Sharing stages as well as similar musical bents, both bands captured Austin audiences with an approach that injects their roots music inspirations with a metaphorical cocktail of mescaline and methadrine, bringing energy and imagination to what's far too often a neocountry trend that in so many other cases sound rote and false.
A limited edition EP from an appearance on Austin public radio station KUT's "Live Set" show stoked the Damnations buzz. When labels started sniffing around, the group decided to record an album on its own, working with producer and ex-Reiver John Croslin, who's also helmed notable recent discs by such other Austin bands as Sixteen Deluxe and Spoon.
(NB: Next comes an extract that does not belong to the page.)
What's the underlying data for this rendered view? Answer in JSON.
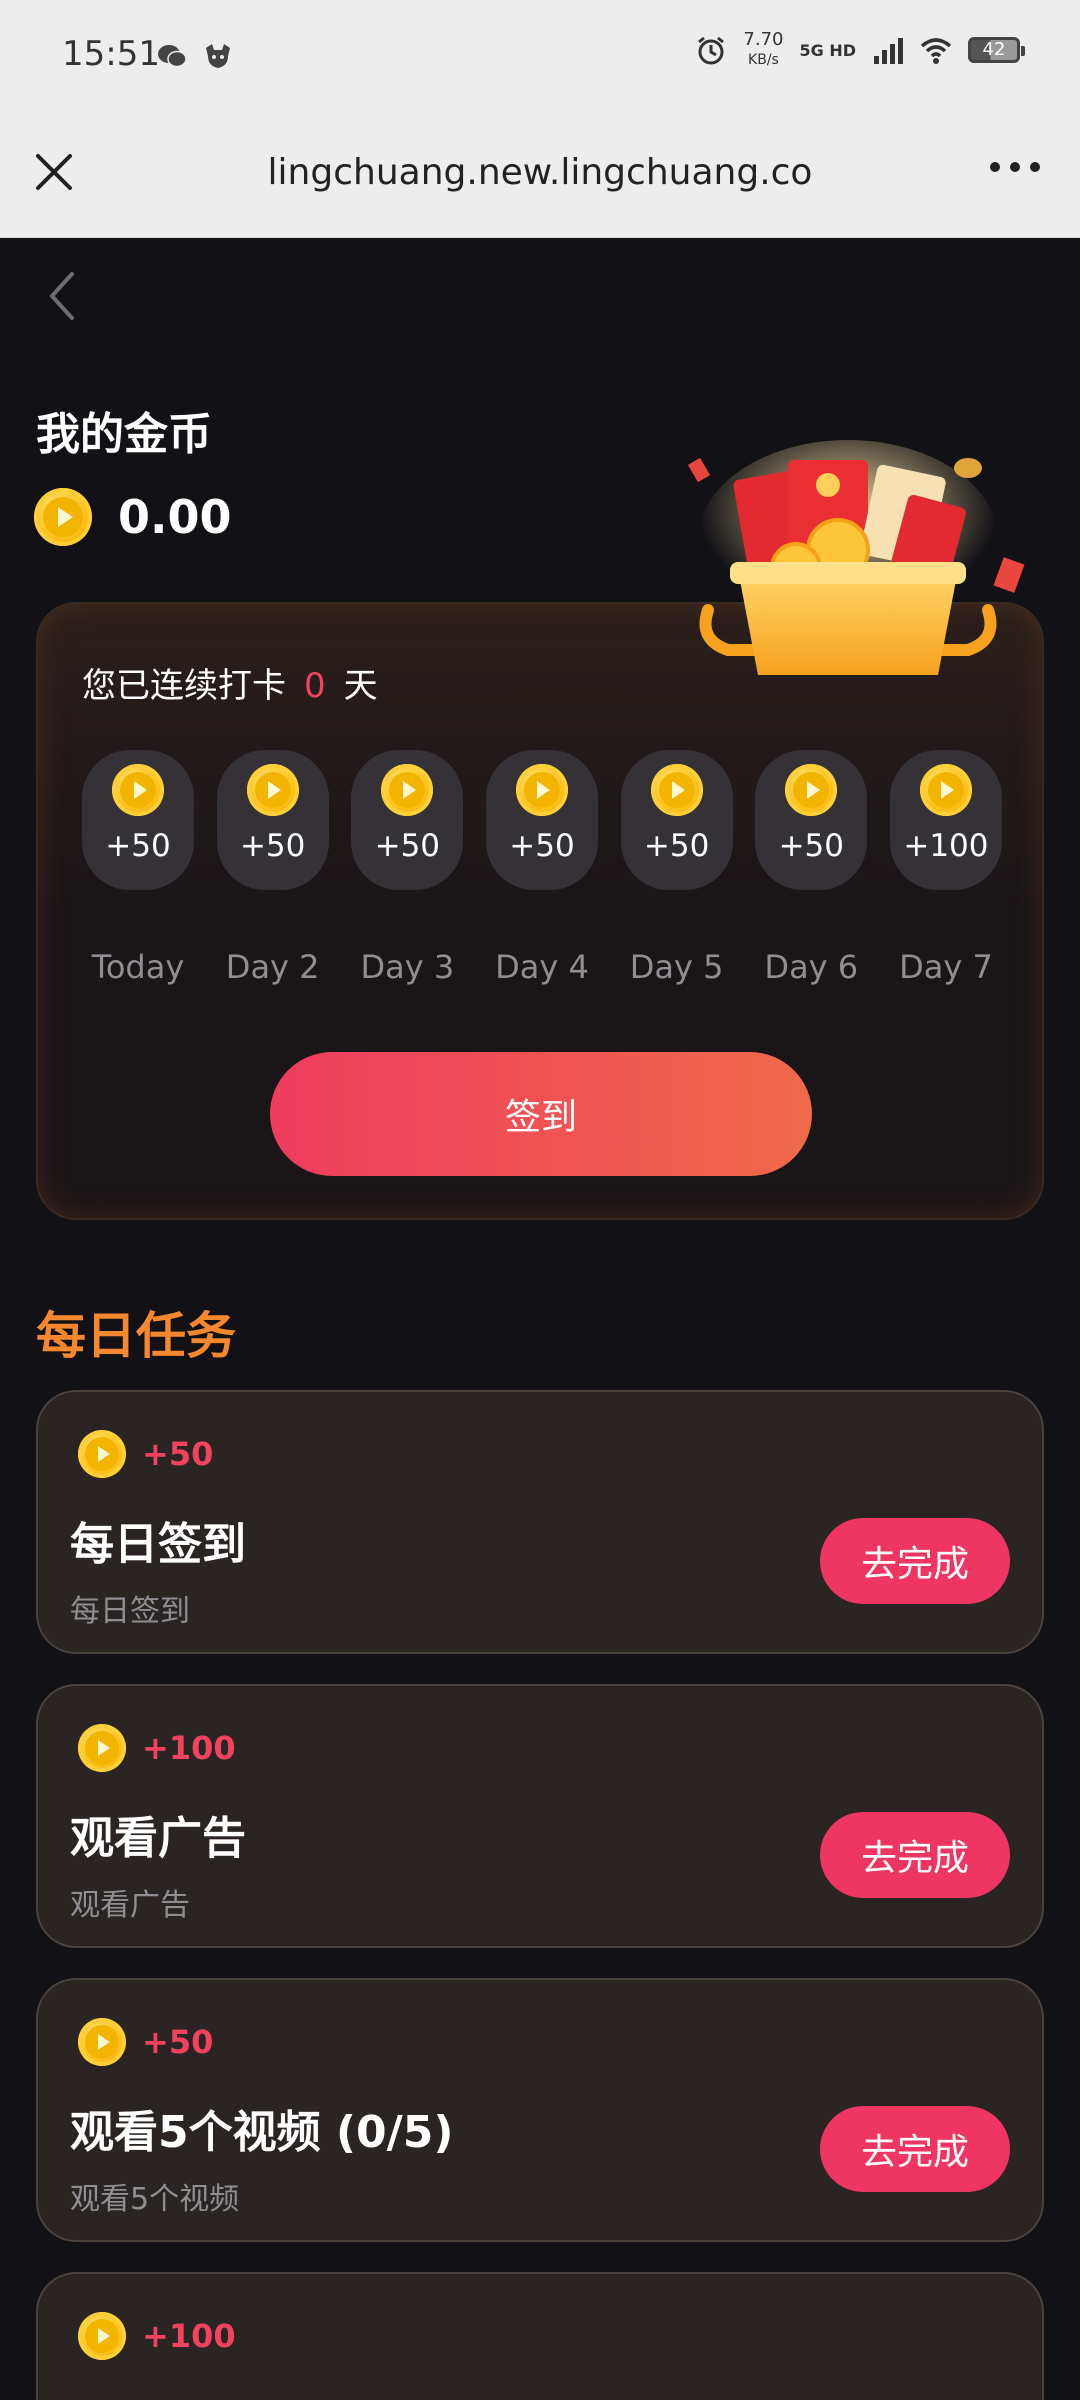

The result was a deal with the resurrected Sire Records, whose honcho Seymour Stein has been heavily banking on the bet that alternative country might turn out to be another lightning strike like his success with such New York mid-'70s new wave bands as Talking Heads and The Ramones. "It's hard to believe," says Kelly of their leap from the Austin clubs to the Warners-distributed label. "We figured if we signed with anyone, it would be a smaller label, and then [we'd] put out a few records and see what happens."
With Half Mad Moon bucking about in the starting gate, The Damnations TX is already facing the vagaries of the genre game that plagues so many roots acts whose music doesn't fall into today's strict market categories. "It's funny, because when we go on tour, and we pull up to the show, there's the poster saying 'The Damnations,' and there's always that little line underneath it that describes us, and it's different in every town," notes Bernard. "But in Alpine, Texas, it was 'progressive Americana,' which I kinda dug. That's my favorite one so far of labels stuck on us. As far as what I'd call it, it's just music, y'know. The album will hopefully speak for itself."
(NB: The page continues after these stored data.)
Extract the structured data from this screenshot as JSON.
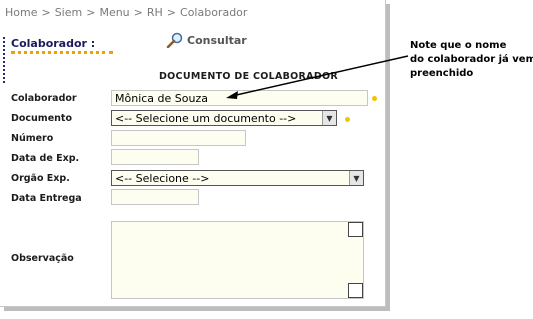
{
  "breadcrumb": {
    "items": [
      "Home",
      "Siem",
      "Menu",
      "RH",
      "Colaborador"
    ],
    "separator": ">"
  },
  "page_title": "Colaborador :",
  "consultar_label": "Consultar",
  "form": {
    "heading": "DOCUMENTO DE COLABORADOR",
    "colaborador": {
      "label": "Colaborador",
      "value": "Mônica de Souza"
    },
    "documento": {
      "label": "Documento",
      "selected": "<-- Selecione um documento -->"
    },
    "numero": {
      "label": "Número",
      "value": ""
    },
    "data_exp": {
      "label": "Data de Exp.",
      "value": ""
    },
    "orgao_exp": {
      "label": "Orgão Exp.",
      "selected": "<-- Selecione -->"
    },
    "data_entrega": {
      "label": "Data Entrega",
      "value": ""
    },
    "observacao": {
      "label": "Observação",
      "value": ""
    }
  },
  "annotation": {
    "line1": "Note que o nome",
    "line2": "do colaborador já vem",
    "line3": "preenchido"
  },
  "colors": {
    "title": "#1a1a5e",
    "required_dot": "#f2c400",
    "underline": "#f0a000"
  }
}
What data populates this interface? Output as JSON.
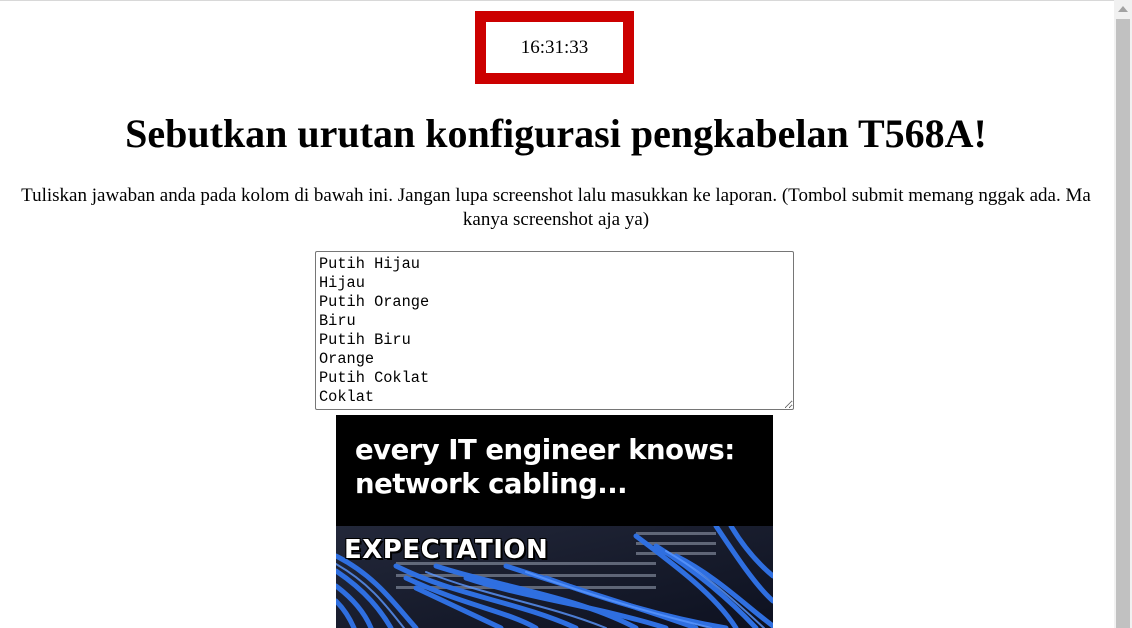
{
  "clock": {
    "time": "16:31:33"
  },
  "question": {
    "title": "Sebutkan urutan konfigurasi pengkabelan T568A!",
    "instructions": "Tuliskan jawaban anda pada kolom di bawah ini. Jangan lupa screenshot lalu masukkan ke laporan. (Tombol submit memang nggak ada. Ma kanya screenshot aja ya)"
  },
  "answer": {
    "value": "Putih Hijau\nHijau\nPutih Orange\nBiru\nPutih Biru\nOrange\nPutih Coklat\nCoklat"
  },
  "meme": {
    "caption_line1": "every IT engineer knows:",
    "caption_line2": "network cabling...",
    "label": "EXPECTATION"
  },
  "colors": {
    "clock_border": "#cc0000",
    "cable_blue": "#2f6fe0"
  },
  "icons": {
    "scroll_up": "chevron-up-icon",
    "resize": "resize-grip-icon"
  }
}
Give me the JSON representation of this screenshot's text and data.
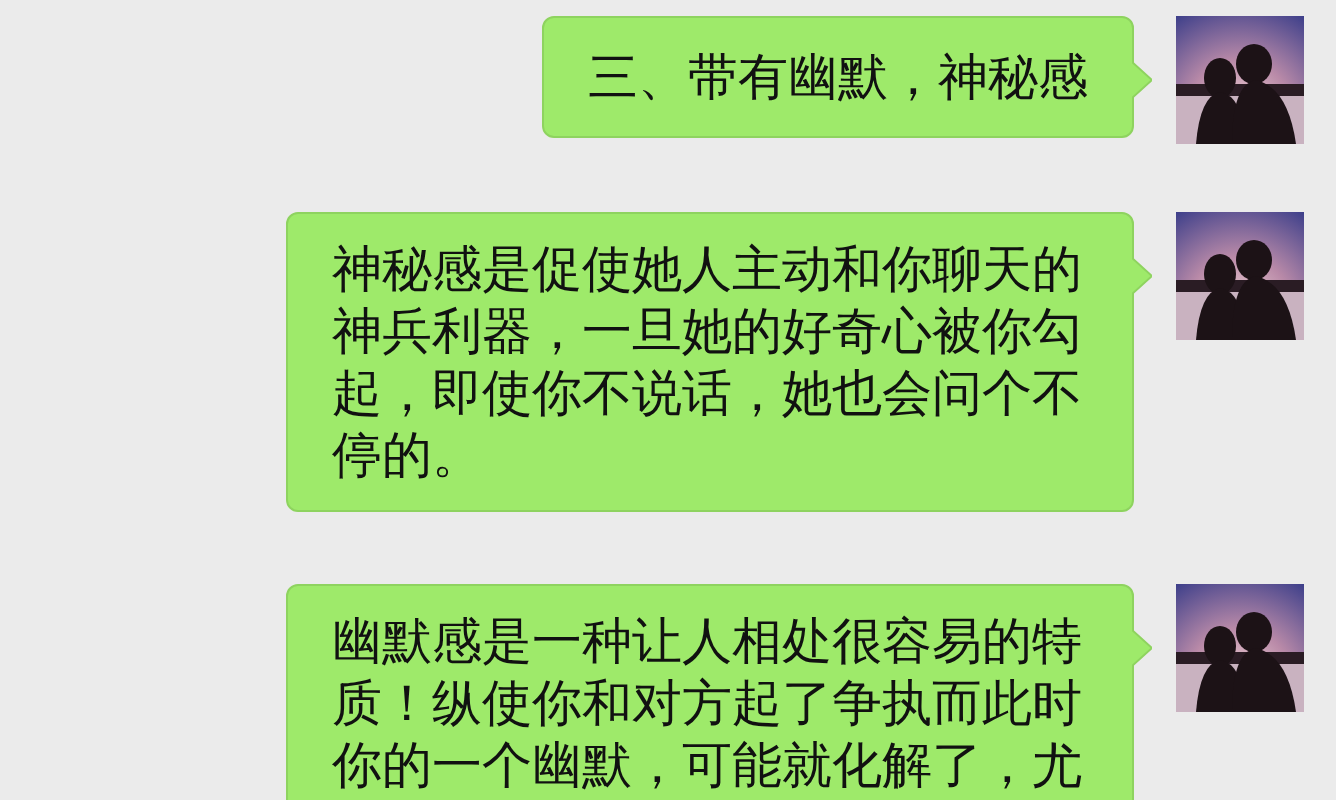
{
  "messages": [
    {
      "text": "三、带有幽默，神秘感"
    },
    {
      "text": "神秘感是促使她人主动和你聊天的神兵利器，一旦她的好奇心被你勾起，即使你不说话，她也会问个不停的。"
    },
    {
      "text": "幽默感是一种让人相处很容易的特质！纵使你和对方起了争执而此时你的一个幽默，可能就化解了，尤"
    }
  ]
}
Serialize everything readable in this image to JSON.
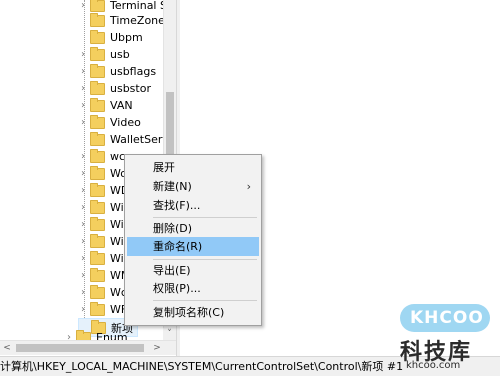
{
  "tree": {
    "items": [
      {
        "label": "Terminal Se",
        "chevron": "›"
      },
      {
        "label": "TimeZoneIr",
        "chevron": ""
      },
      {
        "label": "Ubpm",
        "chevron": ""
      },
      {
        "label": "usb",
        "chevron": "›"
      },
      {
        "label": "usbflags",
        "chevron": "›"
      },
      {
        "label": "usbstor",
        "chevron": "›"
      },
      {
        "label": "VAN",
        "chevron": "›"
      },
      {
        "label": "Video",
        "chevron": "›"
      },
      {
        "label": "WalletServi",
        "chevron": ""
      },
      {
        "label": "wcncsvc",
        "chevron": "›"
      },
      {
        "label": "Wo",
        "chevron": "›"
      },
      {
        "label": "WD",
        "chevron": "›"
      },
      {
        "label": "Wi",
        "chevron": "›"
      },
      {
        "label": "Wi",
        "chevron": "›"
      },
      {
        "label": "Wi",
        "chevron": "›"
      },
      {
        "label": "Wi",
        "chevron": "›"
      },
      {
        "label": "WM",
        "chevron": "›"
      },
      {
        "label": "Wc",
        "chevron": "›"
      },
      {
        "label": "WF",
        "chevron": "›"
      },
      {
        "label": "新项",
        "chevron": ""
      }
    ],
    "enum_item": {
      "label": "Enum",
      "chevron": "›"
    }
  },
  "context_menu": {
    "items": [
      {
        "label": "展开",
        "has_submenu": false
      },
      {
        "label": "新建(N)",
        "has_submenu": true
      },
      {
        "label": "查找(F)...",
        "has_submenu": false
      },
      {
        "label": "删除(D)",
        "has_submenu": false
      },
      {
        "label": "重命名(R)",
        "has_submenu": false,
        "highlighted": true
      },
      {
        "label": "导出(E)",
        "has_submenu": false
      },
      {
        "label": "权限(P)...",
        "has_submenu": false
      },
      {
        "label": "复制项名称(C)",
        "has_submenu": false
      }
    ],
    "submenu_arrow": "›"
  },
  "statusbar": {
    "path": "计算机\\HKEY_LOCAL_MACHINE\\SYSTEM\\CurrentControlSet\\Control\\新项 #1"
  },
  "scroll": {
    "down_arrow": "˅",
    "left_arrow": "<",
    "right_arrow": ">"
  },
  "watermark": {
    "badge": "KHCOO",
    "brand": "科技库",
    "url": "khcoo.com"
  },
  "colors": {
    "folder": "#f4cf5e",
    "highlight": "#91c9f7",
    "menu_bg": "#f2f2f2"
  }
}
"We're just one of those bands that's just gonna fall between the cracks no matter how they try to put us in a genre or some sort of category," says Kelly. "A lot of stuff we play isn't country...."
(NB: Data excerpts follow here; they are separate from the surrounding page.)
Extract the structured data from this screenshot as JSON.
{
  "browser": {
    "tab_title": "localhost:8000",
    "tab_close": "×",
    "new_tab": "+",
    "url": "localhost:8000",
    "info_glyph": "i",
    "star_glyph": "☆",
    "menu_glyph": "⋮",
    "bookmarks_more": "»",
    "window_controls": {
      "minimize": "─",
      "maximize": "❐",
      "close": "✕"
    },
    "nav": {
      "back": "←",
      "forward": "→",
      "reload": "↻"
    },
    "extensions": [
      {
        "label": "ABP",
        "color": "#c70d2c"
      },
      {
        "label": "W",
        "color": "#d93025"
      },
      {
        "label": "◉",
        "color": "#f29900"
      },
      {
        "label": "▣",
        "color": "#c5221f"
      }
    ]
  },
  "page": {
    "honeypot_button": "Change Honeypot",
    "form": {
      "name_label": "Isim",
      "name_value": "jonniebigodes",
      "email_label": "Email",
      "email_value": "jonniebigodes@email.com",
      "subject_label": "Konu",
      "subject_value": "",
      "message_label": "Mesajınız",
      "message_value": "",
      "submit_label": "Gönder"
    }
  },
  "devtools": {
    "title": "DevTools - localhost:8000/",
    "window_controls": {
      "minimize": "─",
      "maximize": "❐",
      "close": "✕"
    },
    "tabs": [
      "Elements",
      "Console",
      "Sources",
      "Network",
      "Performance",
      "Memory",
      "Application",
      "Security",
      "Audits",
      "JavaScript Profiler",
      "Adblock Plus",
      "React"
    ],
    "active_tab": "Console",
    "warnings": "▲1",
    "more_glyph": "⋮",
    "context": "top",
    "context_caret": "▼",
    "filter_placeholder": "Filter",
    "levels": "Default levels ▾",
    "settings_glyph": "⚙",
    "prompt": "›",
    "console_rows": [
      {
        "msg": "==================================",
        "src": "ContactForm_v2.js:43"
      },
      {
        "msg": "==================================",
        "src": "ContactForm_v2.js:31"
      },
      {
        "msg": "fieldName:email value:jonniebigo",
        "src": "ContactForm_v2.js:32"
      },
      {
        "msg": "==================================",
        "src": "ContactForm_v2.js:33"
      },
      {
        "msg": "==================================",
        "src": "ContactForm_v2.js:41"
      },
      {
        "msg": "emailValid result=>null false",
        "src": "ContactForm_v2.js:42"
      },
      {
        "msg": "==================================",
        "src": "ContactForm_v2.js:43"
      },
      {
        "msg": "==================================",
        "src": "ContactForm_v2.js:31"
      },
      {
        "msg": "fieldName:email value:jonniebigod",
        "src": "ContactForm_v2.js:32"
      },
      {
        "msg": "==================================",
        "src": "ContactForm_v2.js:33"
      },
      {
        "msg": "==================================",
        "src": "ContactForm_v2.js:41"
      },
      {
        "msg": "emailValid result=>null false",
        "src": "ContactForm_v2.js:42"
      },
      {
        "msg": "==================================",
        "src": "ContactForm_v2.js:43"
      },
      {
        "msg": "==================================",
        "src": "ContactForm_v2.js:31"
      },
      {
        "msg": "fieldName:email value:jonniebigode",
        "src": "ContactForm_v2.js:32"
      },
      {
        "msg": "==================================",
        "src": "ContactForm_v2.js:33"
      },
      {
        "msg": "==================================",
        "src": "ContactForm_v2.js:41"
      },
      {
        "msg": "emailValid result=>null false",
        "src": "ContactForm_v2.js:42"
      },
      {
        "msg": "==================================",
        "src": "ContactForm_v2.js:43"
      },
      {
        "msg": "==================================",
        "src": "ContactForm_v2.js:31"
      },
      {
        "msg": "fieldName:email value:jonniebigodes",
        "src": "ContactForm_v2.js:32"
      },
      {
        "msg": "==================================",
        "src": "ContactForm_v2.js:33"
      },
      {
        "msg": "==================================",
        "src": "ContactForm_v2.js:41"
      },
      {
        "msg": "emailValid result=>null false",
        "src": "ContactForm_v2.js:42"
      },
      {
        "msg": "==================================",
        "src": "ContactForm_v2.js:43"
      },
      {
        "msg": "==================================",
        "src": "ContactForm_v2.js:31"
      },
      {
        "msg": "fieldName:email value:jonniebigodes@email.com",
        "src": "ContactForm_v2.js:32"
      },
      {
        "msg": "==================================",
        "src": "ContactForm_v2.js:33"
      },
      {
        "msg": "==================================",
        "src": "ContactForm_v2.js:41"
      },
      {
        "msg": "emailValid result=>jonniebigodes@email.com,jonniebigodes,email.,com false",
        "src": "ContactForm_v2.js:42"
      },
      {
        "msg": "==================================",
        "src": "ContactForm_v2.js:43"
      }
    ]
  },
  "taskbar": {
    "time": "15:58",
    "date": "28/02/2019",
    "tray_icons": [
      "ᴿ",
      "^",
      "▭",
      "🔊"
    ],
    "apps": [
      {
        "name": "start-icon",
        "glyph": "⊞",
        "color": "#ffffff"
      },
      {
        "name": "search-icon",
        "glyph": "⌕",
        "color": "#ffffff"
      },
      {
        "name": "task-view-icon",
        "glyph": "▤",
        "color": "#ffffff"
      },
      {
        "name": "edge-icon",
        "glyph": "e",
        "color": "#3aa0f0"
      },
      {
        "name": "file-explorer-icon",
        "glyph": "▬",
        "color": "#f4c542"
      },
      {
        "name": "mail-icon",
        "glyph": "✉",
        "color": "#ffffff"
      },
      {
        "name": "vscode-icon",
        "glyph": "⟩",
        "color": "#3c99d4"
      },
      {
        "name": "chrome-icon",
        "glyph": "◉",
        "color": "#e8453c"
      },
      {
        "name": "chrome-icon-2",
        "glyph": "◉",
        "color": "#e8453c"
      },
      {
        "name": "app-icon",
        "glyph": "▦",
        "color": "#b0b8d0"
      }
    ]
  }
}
"I understand that there's a need for people to shovel things into a category," says Bernard. "As far as we're concerned, we have something that's not alt-country. We grab a lot more influences than that. All of us listen to a lot of different stuff, and I think it comes out in the music."
Whatever the tag, Kelly attributes their appeal to the fact that "there's a relatable, almost deceptively simple thing about our music." "It doesn't really bother me how they label us," she adds, "it just bothers me when they write, 'Austin's hottest band.' It's kinda cheesy."
"It's embarrassing," says Boone. "We're just glad nobody from Austin is there to say, 'Yeah, right.' When people start calling you Austin's hottest band, you don't know how other people are going to feel about that."
Yet during a recent stint on the road opening for Cake, The Damnations TX found it might be sparking more heat than just the appreciative reception it received from audiences. First, while playing the Bowery Ballroom in New York, the building next door caught fire. Then less than a week later, while on stage at the Agora in Cleveland, combustion happened again.
"We had all these problems with feedback, and we kept looking over at the monitor guy because it was really loud and hurting our ears, and he just threw his hands up in the air," recalls Boone.
"I was right next to him," says Kelly, "and he goes, 'I can't even deal with the soundboard right now because the system is on fire.' There was smoke pouring out from behind the curtain. Amy kinda wanders over to me nonchalantly in the middle of the song and whispers, 'Don't freak out, but backstage is on fire.'
"It was kind of weird: a second 'fire incident' while we were opening for Cake. We thought they were going to start thinking we were arsonists."
So maybe, in a way, The Damnations TX is Austin's hottest band.